Private pensions must be the biggest financial deceit ever inflicted on the majority of citizens without them realising the injustice.
Over 5 trillion in private pension wealth with 50% owned by the top 10% of households. The bottom 40% with nothing. And those top 10% got their 2.5 trillion tax free! And there it sits invested in fossil fuel companies that spew carbon carbon that is increasingly disrupt the lives of those 40%.
I am sure you have called for this Richard but we really need to make sure that no pension funds can invest in direct polluters or at least to remove their tax break and fast.
Longer term we really need to look at a fair and ethical way to redress the inequality in private pension provision. For example, is there any good reason why the private pension gini should be allowed to be higher than the income gini?

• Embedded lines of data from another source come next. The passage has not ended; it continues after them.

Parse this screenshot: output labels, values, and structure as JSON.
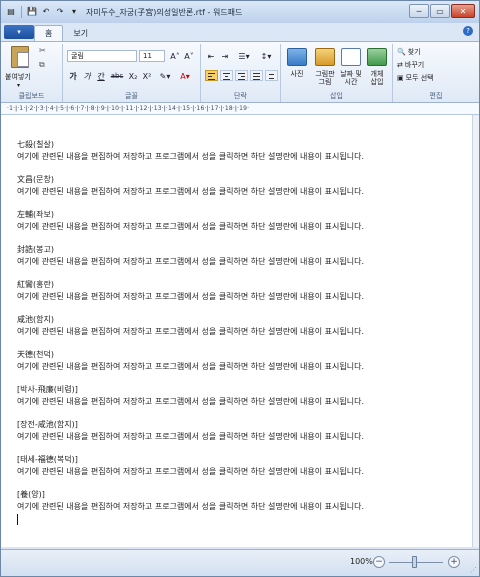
{
  "title_bar": {
    "title": "자미두수_자궁(子宮)의성일반론.rtf - 워드패드",
    "qa_save": "💾",
    "qa_undo": "↶",
    "qa_redo": "↷",
    "qa_more": "▾"
  },
  "window_controls": {
    "minimize": "─",
    "restore": "▭",
    "close": "✕"
  },
  "tabs": {
    "app_menu": "▾",
    "home": "홈",
    "view": "보기"
  },
  "help_glyph": "?",
  "ribbon": {
    "clipboard": {
      "paste": "붙여넣기",
      "arrow": "▾",
      "label": "클립보드",
      "cut": "✂",
      "copy": "⧉"
    },
    "font": {
      "name": "굴림",
      "size": "11",
      "grow": "A˄",
      "shrink": "A˅",
      "bold": "가",
      "italic": "가",
      "underline": "간",
      "strike": "abc",
      "subscript": "X₂",
      "superscript": "X²",
      "highlight": "✎▾",
      "color": "A▾",
      "label": "글꼴"
    },
    "paragraph": {
      "label": "단락",
      "list": "☰▾",
      "spacing": "↕▾",
      "indent_dec": "⇤",
      "indent_inc": "⇥"
    },
    "insert": {
      "picture": "사진",
      "paint": "그림판\n그림",
      "datetime": "날짜 및\n시간",
      "object": "개체\n삽입",
      "label": "삽입"
    },
    "editing": {
      "find": "찾기",
      "replace": "바꾸기",
      "select_all": "모두 선택",
      "label": "편집"
    }
  },
  "ruler_text": "·1·ǀ·1·ǀ·2·ǀ·3·ǀ·4·ǀ·5·ǀ·6·ǀ·7·ǀ·8·ǀ·9·ǀ·10·ǀ·11·ǀ·12·ǀ·13·ǀ·14·ǀ·15·ǀ·16·ǀ·17·ǀ·18·ǀ·19·",
  "document": {
    "entries": [
      {
        "title": "七殺(칠살)",
        "body": "여기에 관련된 내용을 편집하여 저장하고 프로그램에서 성을 클릭하면 하단 설명란에 내용이 표시됩니다."
      },
      {
        "title": "文昌(문창)",
        "body": "여기에 관련된 내용을 편집하여 저장하고 프로그램에서 성을 클릭하면 하단 설명란에 내용이 표시됩니다."
      },
      {
        "title": "左輔(좌보)",
        "body": "여기에 관련된 내용을 편집하여 저장하고 프로그램에서 성을 클릭하면 하단 설명란에 내용이 표시됩니다."
      },
      {
        "title": "封誥(봉고)",
        "body": "여기에 관련된 내용을 편집하여 저장하고 프로그램에서 성을 클릭하면 하단 설명란에 내용이 표시됩니다."
      },
      {
        "title": "紅鸞(홍란)",
        "body": "여기에 관련된 내용을 편집하여 저장하고 프로그램에서 성을 클릭하면 하단 설명란에 내용이 표시됩니다."
      },
      {
        "title": "咸池(함지)",
        "body": "여기에 관련된 내용을 편집하여 저장하고 프로그램에서 성을 클릭하면 하단 설명란에 내용이 표시됩니다."
      },
      {
        "title": "天德(천덕)",
        "body": "여기에 관련된 내용을 편집하여 저장하고 프로그램에서 성을 클릭하면 하단 설명란에 내용이 표시됩니다."
      },
      {
        "title": "[박사-飛廉(비렴)]",
        "body": "여기에 관련된 내용을 편집하여 저장하고 프로그램에서 성을 클릭하면 하단 설명란에 내용이 표시됩니다."
      },
      {
        "title": "[장전-咸池(함지)]",
        "body": "여기에 관련된 내용을 편집하여 저장하고 프로그램에서 성을 클릭하면 하단 설명란에 내용이 표시됩니다."
      },
      {
        "title": "[태세-福德(복덕)]",
        "body": "여기에 관련된 내용을 편집하여 저장하고 프로그램에서 성을 클릭하면 하단 설명란에 내용이 표시됩니다."
      },
      {
        "title": "[養(양)]",
        "body": "여기에 관련된 내용을 편집하여 저장하고 프로그램에서 성을 클릭하면 하단 설명란에 내용이 표시됩니다."
      }
    ]
  },
  "status_bar": {
    "zoom": "100%",
    "zoom_out": "−",
    "zoom_in": "+",
    "grip": "⋰"
  },
  "colors": {
    "accent": "#2d6bc4",
    "ribbon": "#dfe9f6",
    "page": "#ffffff"
  }
}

Tax policy could be used to engineer a democratically agreed distribution.
Richard Murphy says:
November 10 2019 at 5:43 pm
I see this as a big direction fo travel for my work – and am having meetings on possible academic tie-ups for it this week
Generally, I am moving away from tax. I will still use it but the research focus is moving to green / accounting / investment / capital allocation / decision criteria
After 7 academic papers this year (six approved, one in resubmission), five chapters and four working papers I seem popular as a research partner
Dop you ant to join in Charles? That Gini thinking is neat and could be developed into something quite neat
A social policy journal might like it. I have some stuff heading in tat direction right now
That last typo is just lovely.
But what’s truly gorgeous is how neither of them have woken up to lifecycle effects. Pensions wealth will be greatest at the moment of retirement. The young generally have saved little toward one, the old are spending it down.
So, what concentration of pensions wealth would we actually expect? That is, because people both age and save, what should the gini of the pensions distribution be?